Jackson's Knee Ready for Gator Bowl
Quarterback set to take the snap on Friday.
December 30, 1998
By JR ROSS
JACKSONVILLE, Fla. - Jarious Jackson didn't sound like someone who's spent the last five weeks rehabbing a knee that kept him out of Notre Dame's regular season finale.
"Great. I mean, you can't tell it's injured right now," the Irish quarterback said Wednesday when asked about the right knee injured Nov. 28 against LSU.
After missing the USC game and five weeks of workouts, Jackson has been eased back into No. 17 Notre Dame's Gator Bowl preparations for No. 12 Georgia Tech over the past two weeks.
He said he has no fear of going out Friday against the Yellow Jackets (9-2) and taking his first hit in more than a month or exposing himself while running the option, a staple in the running game for Notre Dame (9-2).
"I'll do whatever they call. Whatever they call, I'm going to run," Jackson said. "I'm just looking forward to playing the game. If I get hit, I get hit. If I don't, I don't."
Whether Jackson would be able to play and how effective he'll be after a month's layoff have weighed heavily on Irish coach Bob Davie. He held Jackson after practice Tuesday night to make sure his starting quarterback was ready to test the knee and give him the opportunity to opt out of Friday's game to save the knee for next year.
Jackson told him that wouldn't be necessary.
"Jarious progressed well all through the week," Davie said. "Going into it, we're making the right decision and, most importantly, because that's the decision Jarious wants. That combined with our trainers, I think we're doing the right thing."

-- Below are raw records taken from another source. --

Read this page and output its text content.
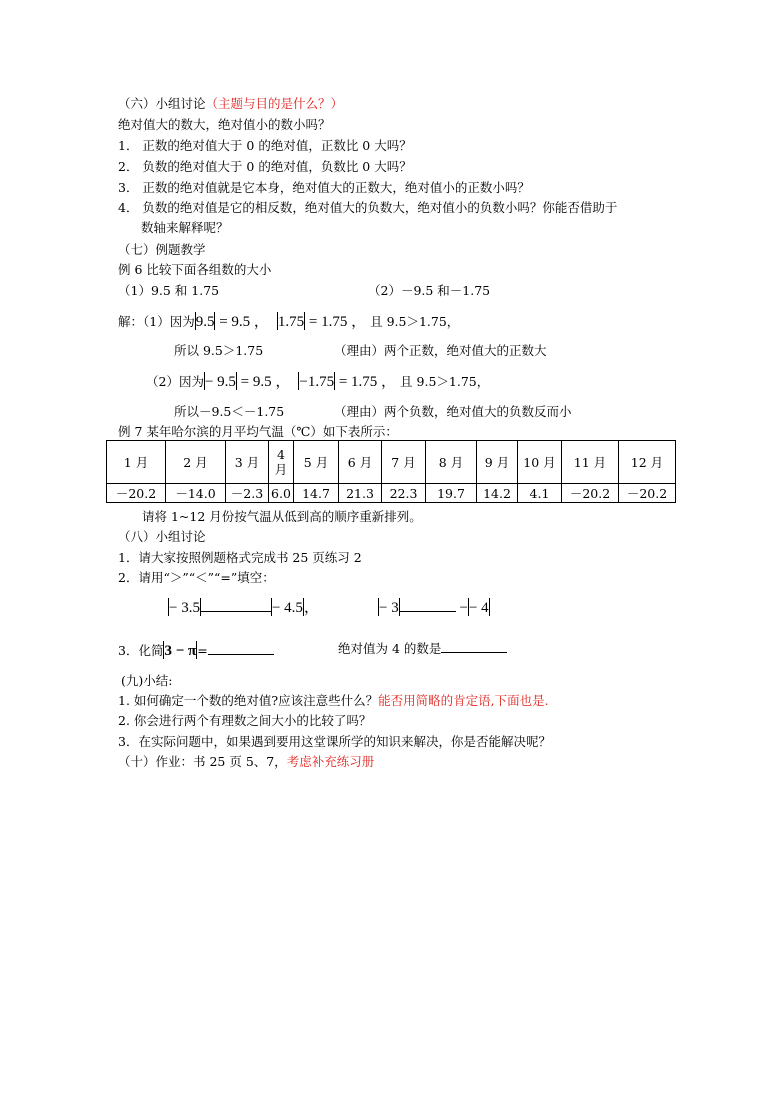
（六）小组讨论（主题与目的是什么？）
绝对值大的数大，绝对值小的数小吗？
1． 正数的绝对值大于 0 的绝对值，正数比 0 大吗？
2． 负数的绝对值大于 0 的绝对值，负数比 0 大吗？
3． 正数的绝对值就是它本身，绝对值大的正数大，绝对值小的正数小吗？
4． 负数的绝对值是它的相反数，绝对值大的负数大，绝对值小的负数小吗？你能否借助于
数轴来解释呢？
（七）例题教学
例 6 比较下面各组数的大小
（1）9.5 和 1.75	（2）－9.5 和－1.75
解：（1）因为9.5 = 9.5 ， 1.75 = 1.75 ， 且 9.5＞1.75，
所以 9.5＞1.75	（理由）两个正数，绝对值大的正数大
（2）因为− 9.5 = 9.5 ， −1.75 = 1.75 ， 且 9.5＞1.75，
所以－9.5＜－1.75	（理由）两个负数，绝对值大的负数反而小
例 7 某年哈尔滨的月平均气温（℃）如下表所示：
1 月	2 月	3 月	4
月	5 月	6 月	7 月	8 月	9 月	10 月	11 月	12 月
－20.2	－14.0	－2.3	6.0	14.7	21.3	22.3	19.7	14.2	4.1	－20.2	－20.2
请将 1~12 月份按气温从低到高的顺序重新排列。
（八）小组讨论
1．请大家按照例题格式完成书 25 页练习 2
2．请用“＞”“＜”“=”填空：
− 3.5	− 4.5，	− 3	−− 4
3．化简3 − π=	绝对值为 4 的数是
(九)小结:
1. 如何确定一个数的绝对值?应该注意些什么？能否用简略的肯定语,下面也是.
2. 你会进行两个有理数之间大小的比较了吗？
3．在实际问题中，如果遇到要用这堂课所学的知识来解决，你是否能解决呢？
（十）作业：书 25 页 5、7，考虑补充练习册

Should Jackson be limited against the Yellow Jackets, freshman Arnaz Battle will again step in at quarterback. His debut against USC was disastrous, when he combined with fellow backup Eric Chappell to throw four interceptions while completing just 7-of-22 passes for 94 yards in a 10-0 loss. The four interceptions were just two less than Jackson had thrown in the previous 10 games.
Davie said Battle has improved since then, but whether he plays depends on how well Jackson performs.
"He looks good. I think, as we all know, it will be determined by how he plays in the game how much he's progressed," Davie said. "He's still inconsistent, which is to be expected for a young quarterback, but when he's good, he's real good. What we have to do is eliminate some of the negatives."
Despite Jackson's injury and the fact that he hasn't taken a hit in more than a month doesn't have Davie worried, either, and he said he wouldn't hold back anything from the Irish offense. That includes a healthy dose of the option, which has helped the Irish run for 212 yards a game, 16th best in the country.
"We're going to go about it, you know, because I don't think it would be fair, I don't think we'd be making the right decision if we limited him too much," Davie said. "If he was at that point physically that we had to limit, it probably wouldn't be the right decision to play him."